The most prominent Sikh organisation in Britain, the Sikh Federation, is currently in the British courts to force the official census to allow Sikhs not to identify as Indian by default, which is a subtle step away from self-ascription as Khalistani. The fact that few turned up to vote in favour of the recent referendum in the UK to affirm support for Khalistan is not an indication of its conscious repudiation, but recognition by the ordinary Sikh of its complete practical irrelevance to the situation in Punjab. More notable is the open or covert support of most Sikh British social science academics for the idea of Khalistan and many prominent Sikhs are regular visitors to Pakistan and don’t even bother to conceal their visit.

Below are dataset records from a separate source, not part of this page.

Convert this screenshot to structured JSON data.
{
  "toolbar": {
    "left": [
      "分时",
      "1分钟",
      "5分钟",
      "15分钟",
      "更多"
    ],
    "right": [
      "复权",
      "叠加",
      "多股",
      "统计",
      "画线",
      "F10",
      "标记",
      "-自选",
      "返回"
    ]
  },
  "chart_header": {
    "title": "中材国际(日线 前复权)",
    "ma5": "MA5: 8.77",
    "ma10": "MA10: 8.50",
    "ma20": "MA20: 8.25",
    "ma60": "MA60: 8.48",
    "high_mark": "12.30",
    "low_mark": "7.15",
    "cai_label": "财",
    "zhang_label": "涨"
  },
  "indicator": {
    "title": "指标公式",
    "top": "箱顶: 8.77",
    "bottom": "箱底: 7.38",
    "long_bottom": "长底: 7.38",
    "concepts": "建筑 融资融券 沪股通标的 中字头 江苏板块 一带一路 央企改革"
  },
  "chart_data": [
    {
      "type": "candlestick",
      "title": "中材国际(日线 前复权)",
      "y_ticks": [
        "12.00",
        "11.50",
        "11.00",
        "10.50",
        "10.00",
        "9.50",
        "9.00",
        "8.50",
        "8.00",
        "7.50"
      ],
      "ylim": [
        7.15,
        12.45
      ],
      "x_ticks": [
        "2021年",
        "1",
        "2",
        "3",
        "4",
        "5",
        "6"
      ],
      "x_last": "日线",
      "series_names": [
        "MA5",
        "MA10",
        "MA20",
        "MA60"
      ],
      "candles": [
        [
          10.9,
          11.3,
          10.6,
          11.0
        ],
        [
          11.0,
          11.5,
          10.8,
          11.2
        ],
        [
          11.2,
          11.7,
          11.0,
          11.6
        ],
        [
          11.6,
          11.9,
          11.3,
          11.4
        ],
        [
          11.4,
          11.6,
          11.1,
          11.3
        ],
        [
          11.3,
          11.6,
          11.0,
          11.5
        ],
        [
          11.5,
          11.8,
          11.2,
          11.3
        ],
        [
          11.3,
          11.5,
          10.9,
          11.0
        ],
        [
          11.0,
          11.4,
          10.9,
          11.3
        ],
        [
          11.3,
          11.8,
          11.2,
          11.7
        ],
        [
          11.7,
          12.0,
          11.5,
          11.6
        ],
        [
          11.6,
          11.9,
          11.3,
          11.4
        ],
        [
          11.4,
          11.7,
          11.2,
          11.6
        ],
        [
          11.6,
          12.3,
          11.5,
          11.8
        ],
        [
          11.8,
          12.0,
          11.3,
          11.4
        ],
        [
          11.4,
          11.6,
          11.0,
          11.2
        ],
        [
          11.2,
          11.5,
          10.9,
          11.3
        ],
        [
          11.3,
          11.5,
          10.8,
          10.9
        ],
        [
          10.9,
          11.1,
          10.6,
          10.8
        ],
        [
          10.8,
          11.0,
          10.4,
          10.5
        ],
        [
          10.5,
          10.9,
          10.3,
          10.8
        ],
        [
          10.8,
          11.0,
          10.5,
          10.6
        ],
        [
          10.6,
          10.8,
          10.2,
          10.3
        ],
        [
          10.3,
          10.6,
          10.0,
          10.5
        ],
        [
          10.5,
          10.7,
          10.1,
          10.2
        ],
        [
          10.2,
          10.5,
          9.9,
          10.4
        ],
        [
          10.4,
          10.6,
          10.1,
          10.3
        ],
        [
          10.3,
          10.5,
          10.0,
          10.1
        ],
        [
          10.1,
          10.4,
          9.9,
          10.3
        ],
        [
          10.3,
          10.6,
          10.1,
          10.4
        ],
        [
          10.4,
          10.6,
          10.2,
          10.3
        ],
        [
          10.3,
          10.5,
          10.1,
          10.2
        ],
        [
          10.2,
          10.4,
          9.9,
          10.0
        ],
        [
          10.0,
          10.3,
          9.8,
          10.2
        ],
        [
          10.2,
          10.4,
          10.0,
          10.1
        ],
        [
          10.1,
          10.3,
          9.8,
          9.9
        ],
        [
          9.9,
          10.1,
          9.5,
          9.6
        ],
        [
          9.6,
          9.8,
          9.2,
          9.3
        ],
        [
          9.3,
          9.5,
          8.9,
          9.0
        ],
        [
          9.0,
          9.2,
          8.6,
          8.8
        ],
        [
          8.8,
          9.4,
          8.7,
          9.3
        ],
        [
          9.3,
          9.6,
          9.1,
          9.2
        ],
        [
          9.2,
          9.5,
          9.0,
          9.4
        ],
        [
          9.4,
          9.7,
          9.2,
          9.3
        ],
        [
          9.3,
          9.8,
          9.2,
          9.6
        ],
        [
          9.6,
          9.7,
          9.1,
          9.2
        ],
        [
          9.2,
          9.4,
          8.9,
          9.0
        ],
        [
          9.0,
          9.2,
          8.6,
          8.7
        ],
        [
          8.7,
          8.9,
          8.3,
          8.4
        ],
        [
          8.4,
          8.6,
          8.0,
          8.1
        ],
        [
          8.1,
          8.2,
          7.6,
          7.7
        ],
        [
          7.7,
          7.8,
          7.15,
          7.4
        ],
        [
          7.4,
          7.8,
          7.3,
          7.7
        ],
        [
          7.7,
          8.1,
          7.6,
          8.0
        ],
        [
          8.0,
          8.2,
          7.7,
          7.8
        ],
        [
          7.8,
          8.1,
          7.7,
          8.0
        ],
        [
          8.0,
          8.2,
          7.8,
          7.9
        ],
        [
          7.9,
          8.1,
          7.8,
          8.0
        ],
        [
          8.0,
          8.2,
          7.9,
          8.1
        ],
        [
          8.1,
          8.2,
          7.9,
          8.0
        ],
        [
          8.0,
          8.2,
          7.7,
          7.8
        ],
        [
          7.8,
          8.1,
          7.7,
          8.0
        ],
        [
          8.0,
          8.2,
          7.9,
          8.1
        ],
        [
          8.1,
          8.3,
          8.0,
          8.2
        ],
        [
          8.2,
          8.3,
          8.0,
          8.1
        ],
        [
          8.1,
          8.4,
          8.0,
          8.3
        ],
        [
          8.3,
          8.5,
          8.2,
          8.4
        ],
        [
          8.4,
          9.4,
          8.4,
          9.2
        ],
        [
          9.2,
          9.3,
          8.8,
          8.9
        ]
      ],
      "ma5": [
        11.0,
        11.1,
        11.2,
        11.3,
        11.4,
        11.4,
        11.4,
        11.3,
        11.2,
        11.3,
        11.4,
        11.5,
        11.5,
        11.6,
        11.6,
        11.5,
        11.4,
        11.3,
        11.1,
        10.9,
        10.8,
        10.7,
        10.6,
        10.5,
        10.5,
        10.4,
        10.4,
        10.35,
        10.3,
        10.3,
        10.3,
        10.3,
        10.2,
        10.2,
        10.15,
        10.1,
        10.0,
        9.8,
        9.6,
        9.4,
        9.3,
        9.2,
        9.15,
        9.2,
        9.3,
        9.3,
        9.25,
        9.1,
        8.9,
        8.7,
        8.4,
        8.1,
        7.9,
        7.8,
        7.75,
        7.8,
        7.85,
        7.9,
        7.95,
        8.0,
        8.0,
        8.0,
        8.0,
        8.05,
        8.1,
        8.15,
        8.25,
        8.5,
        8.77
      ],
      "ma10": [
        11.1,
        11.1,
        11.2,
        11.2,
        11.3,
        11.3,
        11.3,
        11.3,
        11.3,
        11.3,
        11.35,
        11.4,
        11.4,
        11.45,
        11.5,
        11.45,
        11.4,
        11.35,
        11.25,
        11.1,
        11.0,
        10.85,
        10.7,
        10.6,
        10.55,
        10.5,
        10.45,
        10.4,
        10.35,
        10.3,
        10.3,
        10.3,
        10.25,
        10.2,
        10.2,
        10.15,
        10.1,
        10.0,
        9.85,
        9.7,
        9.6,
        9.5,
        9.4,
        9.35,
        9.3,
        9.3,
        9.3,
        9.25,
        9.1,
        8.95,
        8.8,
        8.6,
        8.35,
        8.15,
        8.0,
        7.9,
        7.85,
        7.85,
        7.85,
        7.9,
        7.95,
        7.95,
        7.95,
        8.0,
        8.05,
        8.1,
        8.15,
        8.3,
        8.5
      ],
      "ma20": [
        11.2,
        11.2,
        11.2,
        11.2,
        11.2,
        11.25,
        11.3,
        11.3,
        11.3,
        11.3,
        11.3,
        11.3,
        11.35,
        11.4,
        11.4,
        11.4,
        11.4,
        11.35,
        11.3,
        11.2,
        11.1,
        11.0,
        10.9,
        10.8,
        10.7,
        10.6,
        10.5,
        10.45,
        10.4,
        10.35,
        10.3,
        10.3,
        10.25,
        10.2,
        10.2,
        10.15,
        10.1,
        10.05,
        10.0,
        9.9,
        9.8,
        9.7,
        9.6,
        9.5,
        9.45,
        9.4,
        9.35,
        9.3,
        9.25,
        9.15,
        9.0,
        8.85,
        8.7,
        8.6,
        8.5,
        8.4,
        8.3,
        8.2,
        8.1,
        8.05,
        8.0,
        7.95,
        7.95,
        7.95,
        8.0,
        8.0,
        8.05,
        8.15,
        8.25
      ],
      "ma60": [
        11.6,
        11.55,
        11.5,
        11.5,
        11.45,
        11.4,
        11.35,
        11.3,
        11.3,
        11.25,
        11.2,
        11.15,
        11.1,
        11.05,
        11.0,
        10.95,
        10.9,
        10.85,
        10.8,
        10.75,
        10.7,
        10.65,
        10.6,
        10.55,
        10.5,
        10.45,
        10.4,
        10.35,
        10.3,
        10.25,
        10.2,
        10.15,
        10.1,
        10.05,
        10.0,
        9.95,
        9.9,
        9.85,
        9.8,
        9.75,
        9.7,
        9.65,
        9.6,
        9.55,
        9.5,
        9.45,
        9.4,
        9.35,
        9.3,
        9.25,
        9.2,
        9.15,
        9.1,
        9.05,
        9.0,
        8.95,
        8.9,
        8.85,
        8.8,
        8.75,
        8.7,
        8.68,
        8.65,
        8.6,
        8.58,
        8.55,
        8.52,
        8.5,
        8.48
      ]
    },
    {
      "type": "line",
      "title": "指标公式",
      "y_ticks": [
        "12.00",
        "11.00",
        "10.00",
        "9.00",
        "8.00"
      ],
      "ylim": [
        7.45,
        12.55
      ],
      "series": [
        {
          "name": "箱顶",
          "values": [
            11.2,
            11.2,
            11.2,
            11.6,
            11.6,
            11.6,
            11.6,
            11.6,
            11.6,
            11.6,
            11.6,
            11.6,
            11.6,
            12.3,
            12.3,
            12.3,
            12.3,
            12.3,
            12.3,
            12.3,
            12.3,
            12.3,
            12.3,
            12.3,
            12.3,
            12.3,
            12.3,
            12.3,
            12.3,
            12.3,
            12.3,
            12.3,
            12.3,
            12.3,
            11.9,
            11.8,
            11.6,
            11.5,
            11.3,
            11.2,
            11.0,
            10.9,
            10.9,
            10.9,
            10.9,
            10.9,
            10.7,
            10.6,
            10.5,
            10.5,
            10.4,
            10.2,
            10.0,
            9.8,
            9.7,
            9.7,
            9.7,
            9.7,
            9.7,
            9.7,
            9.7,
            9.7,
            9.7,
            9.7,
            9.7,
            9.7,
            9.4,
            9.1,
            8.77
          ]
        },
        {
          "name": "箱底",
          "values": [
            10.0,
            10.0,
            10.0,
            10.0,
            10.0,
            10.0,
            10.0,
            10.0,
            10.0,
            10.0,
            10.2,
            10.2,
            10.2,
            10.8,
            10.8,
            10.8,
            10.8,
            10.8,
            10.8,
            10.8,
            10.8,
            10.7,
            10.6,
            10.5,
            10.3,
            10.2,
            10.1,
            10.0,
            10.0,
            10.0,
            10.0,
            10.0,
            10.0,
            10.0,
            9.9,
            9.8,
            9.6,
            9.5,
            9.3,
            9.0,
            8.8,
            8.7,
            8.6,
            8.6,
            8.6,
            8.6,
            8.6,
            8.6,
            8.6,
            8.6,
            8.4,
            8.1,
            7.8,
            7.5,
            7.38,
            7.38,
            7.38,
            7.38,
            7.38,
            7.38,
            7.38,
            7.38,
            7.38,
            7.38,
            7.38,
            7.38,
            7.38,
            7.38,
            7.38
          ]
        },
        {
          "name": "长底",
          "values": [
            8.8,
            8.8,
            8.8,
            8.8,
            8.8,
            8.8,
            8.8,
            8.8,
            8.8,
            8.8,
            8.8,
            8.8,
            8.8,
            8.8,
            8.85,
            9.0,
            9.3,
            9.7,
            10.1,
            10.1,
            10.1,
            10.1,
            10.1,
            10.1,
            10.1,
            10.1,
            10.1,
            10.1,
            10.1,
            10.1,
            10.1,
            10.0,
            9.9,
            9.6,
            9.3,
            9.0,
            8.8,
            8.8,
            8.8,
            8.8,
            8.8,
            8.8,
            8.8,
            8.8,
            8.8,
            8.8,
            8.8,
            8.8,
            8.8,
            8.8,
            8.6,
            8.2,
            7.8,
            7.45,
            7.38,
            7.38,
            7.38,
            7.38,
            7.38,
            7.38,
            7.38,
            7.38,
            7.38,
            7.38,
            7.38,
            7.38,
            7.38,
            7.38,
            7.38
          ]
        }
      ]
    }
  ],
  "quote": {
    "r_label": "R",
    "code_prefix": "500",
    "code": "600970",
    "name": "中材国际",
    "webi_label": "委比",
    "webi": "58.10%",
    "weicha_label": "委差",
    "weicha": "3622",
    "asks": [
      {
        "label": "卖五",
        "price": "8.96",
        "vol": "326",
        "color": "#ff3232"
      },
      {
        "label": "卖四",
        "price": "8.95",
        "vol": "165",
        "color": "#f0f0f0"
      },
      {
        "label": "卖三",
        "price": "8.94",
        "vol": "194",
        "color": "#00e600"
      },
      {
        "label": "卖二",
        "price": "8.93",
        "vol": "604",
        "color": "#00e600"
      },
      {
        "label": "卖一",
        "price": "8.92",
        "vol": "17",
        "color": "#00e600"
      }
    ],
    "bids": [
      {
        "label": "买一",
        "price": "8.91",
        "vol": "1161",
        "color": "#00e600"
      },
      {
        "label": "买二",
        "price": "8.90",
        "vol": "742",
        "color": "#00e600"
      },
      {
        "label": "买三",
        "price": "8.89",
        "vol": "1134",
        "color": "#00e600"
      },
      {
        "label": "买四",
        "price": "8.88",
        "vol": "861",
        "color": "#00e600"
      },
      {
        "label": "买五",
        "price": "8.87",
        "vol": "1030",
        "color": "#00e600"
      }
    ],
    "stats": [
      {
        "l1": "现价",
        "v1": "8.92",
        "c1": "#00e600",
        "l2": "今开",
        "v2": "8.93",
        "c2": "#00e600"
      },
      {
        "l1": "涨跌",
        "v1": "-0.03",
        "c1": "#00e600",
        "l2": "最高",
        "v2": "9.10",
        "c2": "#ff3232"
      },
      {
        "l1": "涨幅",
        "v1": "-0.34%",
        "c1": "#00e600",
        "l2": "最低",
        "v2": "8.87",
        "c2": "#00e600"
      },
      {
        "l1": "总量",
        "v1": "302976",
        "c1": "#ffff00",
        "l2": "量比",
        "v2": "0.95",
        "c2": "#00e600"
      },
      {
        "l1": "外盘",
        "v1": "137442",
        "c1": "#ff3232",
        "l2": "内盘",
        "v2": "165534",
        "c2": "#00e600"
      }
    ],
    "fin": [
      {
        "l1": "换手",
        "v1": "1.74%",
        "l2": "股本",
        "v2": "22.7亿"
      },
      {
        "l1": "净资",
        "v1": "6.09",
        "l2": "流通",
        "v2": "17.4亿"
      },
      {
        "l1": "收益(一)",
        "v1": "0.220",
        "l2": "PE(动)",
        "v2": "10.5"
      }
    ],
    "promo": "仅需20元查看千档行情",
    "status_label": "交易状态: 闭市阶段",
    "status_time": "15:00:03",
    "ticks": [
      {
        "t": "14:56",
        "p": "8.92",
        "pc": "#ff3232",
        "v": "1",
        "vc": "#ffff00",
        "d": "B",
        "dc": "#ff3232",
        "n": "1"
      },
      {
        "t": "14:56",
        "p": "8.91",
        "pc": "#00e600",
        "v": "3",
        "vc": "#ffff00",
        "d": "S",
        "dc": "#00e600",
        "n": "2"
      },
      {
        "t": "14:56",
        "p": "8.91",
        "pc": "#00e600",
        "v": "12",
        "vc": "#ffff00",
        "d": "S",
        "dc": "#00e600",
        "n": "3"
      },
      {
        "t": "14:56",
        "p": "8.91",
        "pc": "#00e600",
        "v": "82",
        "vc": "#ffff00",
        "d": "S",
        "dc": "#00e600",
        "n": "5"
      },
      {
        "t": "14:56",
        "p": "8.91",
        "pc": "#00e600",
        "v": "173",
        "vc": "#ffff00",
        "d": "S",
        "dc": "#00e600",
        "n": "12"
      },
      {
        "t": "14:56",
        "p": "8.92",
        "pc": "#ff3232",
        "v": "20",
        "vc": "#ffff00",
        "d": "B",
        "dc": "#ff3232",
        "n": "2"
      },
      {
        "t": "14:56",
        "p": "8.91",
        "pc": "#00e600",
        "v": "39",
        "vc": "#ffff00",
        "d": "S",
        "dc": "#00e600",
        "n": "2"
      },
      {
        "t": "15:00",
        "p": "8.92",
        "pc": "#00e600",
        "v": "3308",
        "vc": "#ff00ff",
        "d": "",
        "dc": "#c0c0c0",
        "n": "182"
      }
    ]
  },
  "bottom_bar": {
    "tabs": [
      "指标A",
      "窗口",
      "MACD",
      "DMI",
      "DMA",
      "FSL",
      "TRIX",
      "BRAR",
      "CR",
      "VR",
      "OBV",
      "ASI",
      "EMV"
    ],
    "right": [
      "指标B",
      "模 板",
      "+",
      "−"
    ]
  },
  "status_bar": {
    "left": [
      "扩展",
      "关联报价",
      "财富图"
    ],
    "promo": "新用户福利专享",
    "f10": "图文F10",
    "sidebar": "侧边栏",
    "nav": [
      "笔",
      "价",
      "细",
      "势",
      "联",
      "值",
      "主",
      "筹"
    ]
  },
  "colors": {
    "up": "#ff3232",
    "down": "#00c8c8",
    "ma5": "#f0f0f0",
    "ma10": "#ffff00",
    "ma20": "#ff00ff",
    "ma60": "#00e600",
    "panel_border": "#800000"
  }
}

The most tragicomic aspect of the situation is the finesse with which the British political establishment has cajoled Indian policymakers into misreading the seriousness of the challenge to India that originates in the UK. The UK authorities have quietly mobilised influential and ambitious Indian-origin British political entrepreneurs to badger senior Indian politicians and advocate ever closer ties with Britain. Of course, these Indian-origin businessmen are usually personal beneficiaries of commercial relations between the two countries and also eager for recognition in Britain with national awards like OBEs and hope for appointment to the House of Lords as peers.
This stratagem has only grown in significance in recent years and involves very wealthy Indian entrepreneurs from the UK and others with close fortuitous personal ties to India’s political establishment. It is being insufficiently understood that Khalistani militancy in India is also powerful leverage against its policymakers that foreign policy establishments abroad find irresistible. There is no sentimentality involved, only hard calculation of unashamed national self-interest and even the known sharing of intelligence with India by Britain is unavoidable because the failure to do so would leave nothing to the imagination and create an open breach with India. But British mastery at playing such duplicitous games far exceeds Indian capacity to grasp them, a reality that has a very long history.
Gautam Sen taught international political economy at the London School of Economics and Political Science for more than two decades. Views expressed are personal.